There are still more than two weeks left in the year 2017, which means any attempt to summarize the year at this point will not only necessarily exclude 4 percent of it but will willfully ignore that two weeks of 2017 is basically the news equivalent of the 1950s. By the time this story is published, the country will experience, if 2017 keeps 2017-ing, the same number of major news stories as we saw during the period of, say, January to July 1994. Nothing to do but embrace it.
There’s a great tool from the Internet Archive that catalogues the closed-captioning from news programs every hour of every day. In other words, it allows us to generate actual data on the madness of the 2017 news year, by network and day. So we did.
Here, for example, is the chart for the word Russia when considered in the context of President Trump. In other words, this is how often five national news networks — Bloomberg News, CNBC, CNN, Fox Business, Fox News and MSNBC — mentioned the Russia investigation on-air. The data are presented as a percentage of all of the sentences spoken during the day, so if CNN is particularly verbose and CNBC generally quiet, the same measure of pervasiveness applies.
The peak day was Jan. 2, oddly, with Fox Business mentioning Russia in the context of Trump in more than 3 percent of its sentences. Overall, though, notice the two networks that mentioned it the most were CNN and MSNBC, with Fox News generally not mentioning it quite as much.
Notice, too, the lull in September and October. That will come up again later.
Discussion of the Russia investigation was pretty consistent throughout the year. Other subjects were more specific to certain moments.
Like the Supreme Court, which was discussed heavily when Trump nominated Neal Gorsuch to fill the seat left open by the death of Antonin Scalia and the machinations of Sen. Mitch McConnell (R-Ky.). He was nominated at the end of January (producing the peak on MSNBC) and confirmed in early April.
The political conversation soon moved to the attempt to repeal Obamacare. The media had been talking about it consistently, really, spiking in late March when the House attempted to pass legislation overhauling the health-care law. The subject spiked again during the summer, when the Senate nearly passed a measure that would have done the same.
North Korea, too, was a constant subject over the course of 2017. The spikes below generally correlate to missile tests, as in mid-February. There’s also a peak in August, when Trump disparaged its leader, Kim Jong Un, on Twitter.

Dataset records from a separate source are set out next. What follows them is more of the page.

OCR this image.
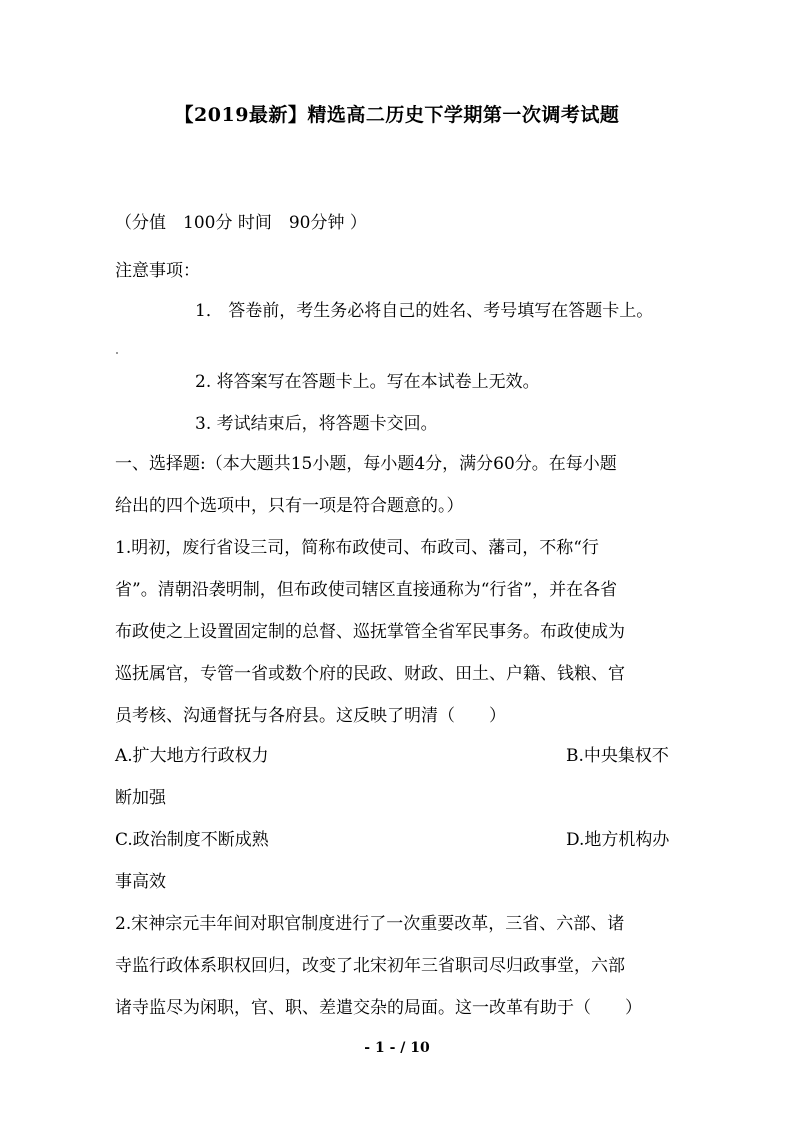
【2019最新】精选高二历史下学期第一次调考试题
（分值　100分 时间　90分钟 ）
注意事项：
1． 答卷前，考生务必将自己的姓名、考号填写在答题卡上。
2. 将答案写在答题卡上。写在本试卷上无效。
3. 考试结束后，将答题卡交回。
一、选择题:（本大题共15小题，每小题4分，满分60分。在每小题
给出的四个选项中，只有一项是符合题意的。）
1.明初，废行省设三司，简称布政使司、布政司、藩司，不称“行
省”。清朝沿袭明制，但布政使司辖区直接通称为“行省”，并在各省
布政使之上设置固定制的总督、巡抚掌管全省军民事务。布政使成为
巡抚属官，专管一省或数个府的民政、财政、田土、户籍、钱粮、官
员考核、沟通督抚与各府县。这反映了明清（　　）
A.扩大地方行政权力	B.中央集权不
断加强
C.政治制度不断成熟	D.地方机构办
事高效
2.宋神宗元丰年间对职官制度进行了一次重要改革，三省、六部、诸
寺监行政体系职权回归，改变了北宋初年三省职司尽归政事堂，六部
诸寺监尽为闲职，官、职、差遣交杂的局面。这一改革有助于（　　）
- 1 - / 10
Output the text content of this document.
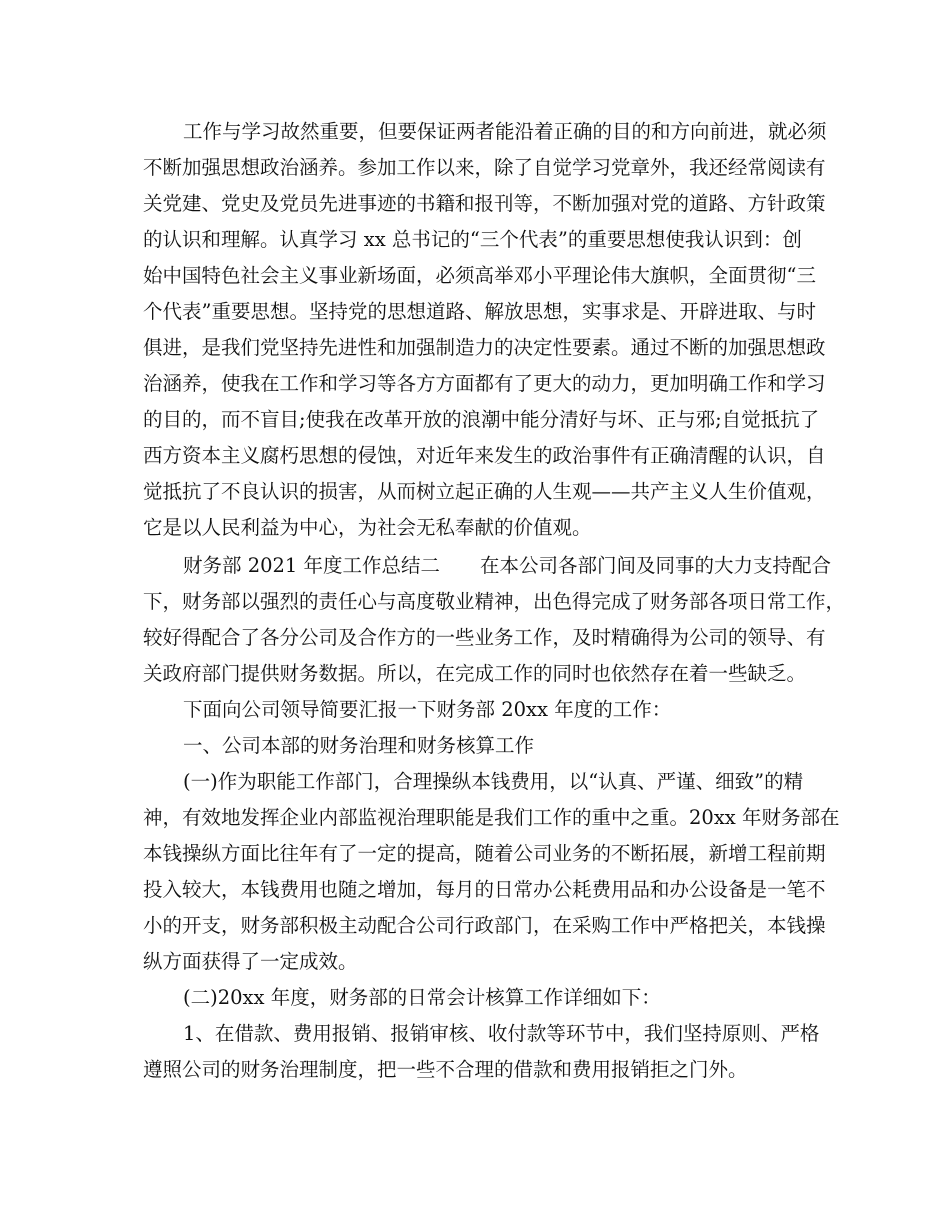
工作与学习故然重要，但要保证两者能沿着正确的目的和方向前进，就必须
不断加强思想政治涵养。参加工作以来，除了自觉学习党章外，我还经常阅读有
关党建、党史及党员先进事迹的书籍和报刊等，不断加强对党的道路、方针政策
的认识和理解。认真学习 xx 总书记的“三个代表”的重要思想使我认识到：创
始中国特色社会主义事业新场面，必须高举邓小平理论伟大旗帜，全面贯彻“三
个代表”重要思想。坚持党的思想道路、解放思想，实事求是、开辟进取、与时
俱进，是我们党坚持先进性和加强制造力的决定性要素。通过不断的加强思想政
治涵养，使我在工作和学习等各方方面都有了更大的动力，更加明确工作和学习
的目的，而不盲目;使我在改革开放的浪潮中能分清好与坏、正与邪;自觉抵抗了
西方资本主义腐朽思想的侵蚀，对近年来发生的政治事件有正确清醒的认识，自
觉抵抗了不良认识的损害，从而树立起正确的人生观——共产主义人生价值观，
它是以人民利益为中心，为社会无私奉献的价值观。
财务部 2021 年度工作总结二 在本公司各部门间及同事的大力支持配合
下，财务部以强烈的责任心与高度敬业精神，出色得完成了财务部各项日常工作，
较好得配合了各分公司及合作方的一些业务工作，及时精确得为公司的领导、有
关政府部门提供财务数据。所以，在完成工作的同时也依然存在着一些缺乏。
下面向公司领导简要汇报一下财务部 20xx 年度的工作：
一、公司本部的财务治理和财务核算工作
(一)作为职能工作部门，合理操纵本钱费用，以“认真、严谨、细致”的精
神，有效地发挥企业内部监视治理职能是我们工作的重中之重。20xx 年财务部在
本钱操纵方面比往年有了一定的提高，随着公司业务的不断拓展，新增工程前期
投入较大，本钱费用也随之增加，每月的日常办公耗费用品和办公设备是一笔不
小的开支，财务部积极主动配合公司行政部门，在采购工作中严格把关，本钱操
纵方面获得了一定成效。
(二)20xx 年度，财务部的日常会计核算工作详细如下：
1、在借款、费用报销、报销审核、收付款等环节中，我们坚持原则、严格
遵照公司的财务治理制度，把一些不合理的借款和费用报销拒之门外。
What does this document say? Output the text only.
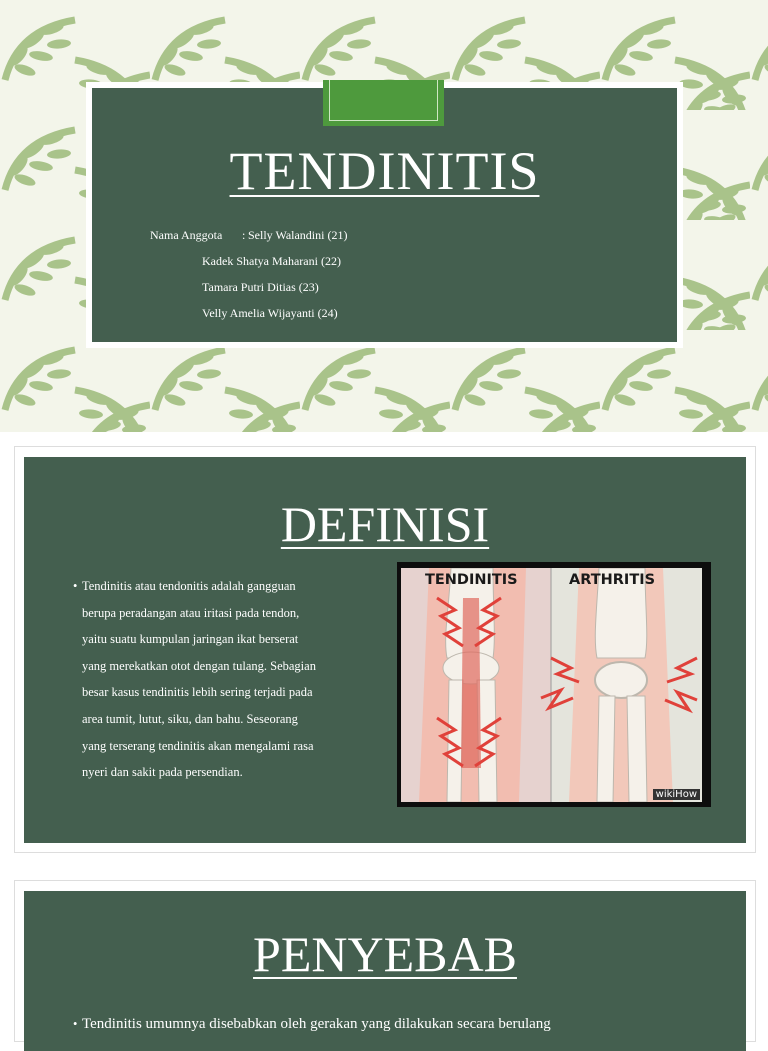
TENDINITIS
Nama Anggota : Selly Walandini (21)
Kadek Shatya Maharani (22)
Tamara Putri Ditias (23)
Velly Amelia Wijayanti (24)
DEFINISI
• Tendinitis atau tendonitis adalah gangguan
berupa peradangan atau iritasi pada tendon,
yaitu suatu kumpulan jaringan ikat berserat
yang merekatkan otot dengan tulang. Sebagian
besar kasus tendinitis lebih sering terjadi pada
area tumit, lutut, siku, dan bahu. Seseorang
yang terserang tendinitis akan mengalami rasa
nyeri dan sakit pada persendian.
TENDINITIS	ARTHRITIS
wikiHow
PENYEBAB
• Tendinitis umumnya disebabkan oleh gerakan yang dilakukan secara berulang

In May, mentions of the FBI spiked, as Bureau director James B. Comey was fired and, a few weeks later, former director Robert S. Mueller III was tapped to serve as special counsel to investigate Russian meddling in the 2016 election. Discussion of the FBI surged again in December (though to a lesser degree) as pressure mounted on the Bureau.
Climate change was not discussed much on network news, with the exception of early June, when Trump announced he was planning to withdraw the United States from the Paris climate accord. Notice this subject got a significant amount of attention on Bloomberg, which generally, given its focus on financial news, discussed major news stories less frequently than other networks.
In August, racists marched in Charlottesville, eventually participating in a massive protest that led to various violent incidents and the deaths of a counterprotester and two Virginia state troopers whose plane crashed. MSNBC mentioned the white nationalists at the heart of the protests more often than did other networks — though as a relatively small percent of its coverage.
By September, the major story was the spate of hurricanes that swept through the Caribbean and the Gulf of Mexico. Coverage of the hurricanes was steady during September and probably helped dampen discussion of other stories in the news.
On Oct. 1, the mass shooting in Las Vegas occurred. An interesting bit of data here: While the subject wasn’t as dominant as other news events, Fox News returned to it more regularly than did other networks.
During the fall, the major news story was allegations of sexual assault against various prominent figures. The allegations varied in nature, so tracking one phrase is a little tricky. The eruption began in mid-October with stories about producer Harvey Weinstein and were reinvigorated at various points with other prominent men facing similar stories.
By this month, another type of story. The soaring price of bitcoin meant a great deal of attention on the financial networks (though less on the more mainstream news outlets).
There were, of course, thousands of other stories over the course of the year that aren’t included on the charts above. As I was writing this story, it became apparent the tax reform bill championed by Trump and congressional Republicans will probably pass. Major news story. I bet the chart for it looks great. At some point, we just need to call it a year.